Maka musuh Allah alias Abu Jahal menjawab,

أَتُوعِدُنِي يَا مُحَمَّدُ؟ وَاللَّهِ لَا تَسْتَطِيعُ أَنْتَ وَلَا رَبُّكَ شَيْئًا، وَإِنِّي لَأَعَزُّ مَنْ مَشَى بَيْنَ جَبَلَيْهَا.
"Apakah engkau mengancamku, hai Muhammad? Demi Allah, kamu tidak akan mampu dan begitu pula Rabbmu untuk berbuat sesuatu pun terhadap diriku, karena sesungguhnya aku benar-benar orang yang paling perkasa yang menghuni lembah di antara kedua bukit ini." [5]

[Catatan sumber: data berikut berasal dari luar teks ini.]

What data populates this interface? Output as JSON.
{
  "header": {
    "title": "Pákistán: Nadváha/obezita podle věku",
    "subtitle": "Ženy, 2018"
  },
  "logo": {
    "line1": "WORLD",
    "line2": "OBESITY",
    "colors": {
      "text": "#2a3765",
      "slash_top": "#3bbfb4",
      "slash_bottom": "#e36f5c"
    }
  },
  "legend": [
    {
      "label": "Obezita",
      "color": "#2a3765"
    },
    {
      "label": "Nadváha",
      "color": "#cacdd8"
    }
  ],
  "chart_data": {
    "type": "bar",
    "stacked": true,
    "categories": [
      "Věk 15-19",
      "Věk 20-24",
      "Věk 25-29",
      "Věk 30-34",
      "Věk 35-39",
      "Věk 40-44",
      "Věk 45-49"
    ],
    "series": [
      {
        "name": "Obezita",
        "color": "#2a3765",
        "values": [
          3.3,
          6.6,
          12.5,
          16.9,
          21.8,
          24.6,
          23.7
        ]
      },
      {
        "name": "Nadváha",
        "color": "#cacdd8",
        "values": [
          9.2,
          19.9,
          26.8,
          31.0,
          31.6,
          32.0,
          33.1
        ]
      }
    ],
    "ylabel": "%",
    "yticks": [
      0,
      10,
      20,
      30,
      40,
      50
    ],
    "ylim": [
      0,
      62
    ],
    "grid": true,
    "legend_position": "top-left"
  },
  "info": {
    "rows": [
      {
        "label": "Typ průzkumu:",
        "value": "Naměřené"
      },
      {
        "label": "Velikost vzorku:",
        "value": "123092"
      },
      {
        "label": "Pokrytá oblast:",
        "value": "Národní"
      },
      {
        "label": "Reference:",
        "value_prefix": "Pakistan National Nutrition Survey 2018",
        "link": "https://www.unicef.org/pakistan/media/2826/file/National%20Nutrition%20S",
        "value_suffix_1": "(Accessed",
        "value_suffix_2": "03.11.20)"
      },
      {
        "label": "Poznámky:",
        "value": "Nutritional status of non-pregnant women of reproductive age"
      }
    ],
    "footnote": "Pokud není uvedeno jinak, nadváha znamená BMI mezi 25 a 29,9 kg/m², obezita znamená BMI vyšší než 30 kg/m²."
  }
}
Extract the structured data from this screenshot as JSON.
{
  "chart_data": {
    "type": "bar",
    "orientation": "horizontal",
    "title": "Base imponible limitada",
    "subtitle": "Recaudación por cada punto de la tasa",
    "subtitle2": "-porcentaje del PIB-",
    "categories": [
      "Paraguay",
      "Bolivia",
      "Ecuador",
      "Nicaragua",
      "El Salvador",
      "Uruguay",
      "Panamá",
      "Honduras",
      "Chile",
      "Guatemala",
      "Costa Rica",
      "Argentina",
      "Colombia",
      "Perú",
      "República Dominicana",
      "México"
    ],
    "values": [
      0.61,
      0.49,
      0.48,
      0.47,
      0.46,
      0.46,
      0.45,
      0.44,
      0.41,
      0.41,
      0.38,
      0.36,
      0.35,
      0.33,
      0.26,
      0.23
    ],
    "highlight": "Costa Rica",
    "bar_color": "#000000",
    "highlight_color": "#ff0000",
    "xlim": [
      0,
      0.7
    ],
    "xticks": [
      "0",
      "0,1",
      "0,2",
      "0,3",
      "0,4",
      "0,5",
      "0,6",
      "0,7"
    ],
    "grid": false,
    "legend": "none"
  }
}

Diriwayatkan pula oleh Al Imam Muslim dalam Shahihnya,

قَالَ أَبُو جَهْلٍ: هَلْ يُعَفِّرُ مُحَمَّدٌ وَجْهَهُ بَيْنَ أَظْهُرِكُمْ؟ قَالَ فَقِيلَ: نَعَمْ، فَقَالَ: وَاللَّاتِ وَالْعُزَّى لَئِنْ رَأَيْتُهُ يَفْعَلُ ذَلِكَ لَأَطَأَنَّ عَلَى رَقَبَتِهِ، أَوْ لَأُعَفِّرَنَّ وَجْهَهُ فِي التُّرَابِ، قَالَ: فَأَتَى رَسُولَ اللهِ صَلَّى اللهُ عَلَيْهِ وَسَلَّمَ وَهُوَ يُصَلِّي، زَعَمَ لِيَطَأَ عَلَى رَقَبَتِهِ، قَالَ: فَمَا فَجِئَهُمْ مِنْهُ إِلَّا وَهُوَ يَنْكُصُ عَلَى عَقِبَيْهِ وَيَتَّقِي بِيَدَيْهِ، قَالَ: فَقِيلَ لَهُ: مَا لَكَ؟ فَقَالَ: إِنَّ بَيْنِي وَبَيْنَهُ لَخَنْدَقًا مِنْ نَارٍ وَهَوْلًا وَأَجْنِحَةً، فَقَالَ رَسُولُ اللهِ صَلَّى اللهُ عَلَيْهِ وَسَلَّمَ: «لَوْ دَنَا مِنِّي لَاخْتَطَفَتْهُ الْمَلَائِكَةُ عُضْوًا عُضْوًا»

Abu Jahal berkata, “Apakah kalian sudah melihat Muhammad menggosok-gosokan kepalanya di tanah (maksudnya bersujud –WMB) di tengah-tengah kalian?”

“Iya, dia sedang melakukannya.”

Kata Abu Jahal, “Demi Latta, ‘Uzza, bila aku melihatnya melakukan seperti itu, aku akan menginjak lehernya atau aku akan benamkan wajahnya di tanah.”

Kemudian Abu Jahal pun mendatangi Rasulullah shallallahu alaihi wasallam saat beliau tengah shalat. Dia hendak menginjak leher beliau.

Ketika dia mendekati Nabi shallallahu alaihiwa sallam untuk menginjak leher Nabi shallallahu alaihi wasallam, tiba-tiba Abu Jahal mundur dan melindungi diri dengan tangan.

Ada yang bertanya padanya,

“Ada apa denganmu wahai Abu Hakam (panggilan Abu Jahal –WMB)?”

Abu Jahal menjawab, “Sungguh saya melihat di antara aku dan dia ada nyala api (ada sesuatu yang menakutkan) dan banyak sayap.”

Rasulullah shalallahu alaihi wasallam kemudian mengatakan,

لَوْ دَنَا مِنِّي لَاخْتَطَفَتْهُ الْمَلَائِكَةُ عُضْوًا عُضْوًا

“Kalau dia jadi mendekati aku, maka malaikat akan memotong tubuhnya bagian perbagian...”[6]


Wallahu a’lam bisshawab.


**********

CATATAN KAKI:
[1] Shafiyyurrahman Al Mubarakfuri, Ar Rahiqul Makhtum, (Riyadh: Dar Ibnil Jauzi, 1435 H), hlm. 108.
[2] Shafiyyurrahman Al Mubarakfuri et al., Al Misbah Al Munir fi Tahdzib Tafsir Ibni Katsir, (Riyadh: Darussalam, 2013), hlm. 1588.
[3] Ibrahim Al ‘Ali, Shahih As Sirah An Nabawiyyah, (Amman: Daarun Nafaais, 2010), hlm. 93-94.
[4] Shafiyyurrahman Al Mubarakfuri et al., Al Misbah Al Munir fi Tahdzib Tafsir Ibni Katsir, (Riyadh: Darussalam, 2013), hlm. 1572.
[5] Ibid., 1517
[6] Ibrahim Al ‘Ali, Shahih As Sirah An Nabawiyyah, (Amman: Daarun Nafaais, 2010), hlm. 90-91.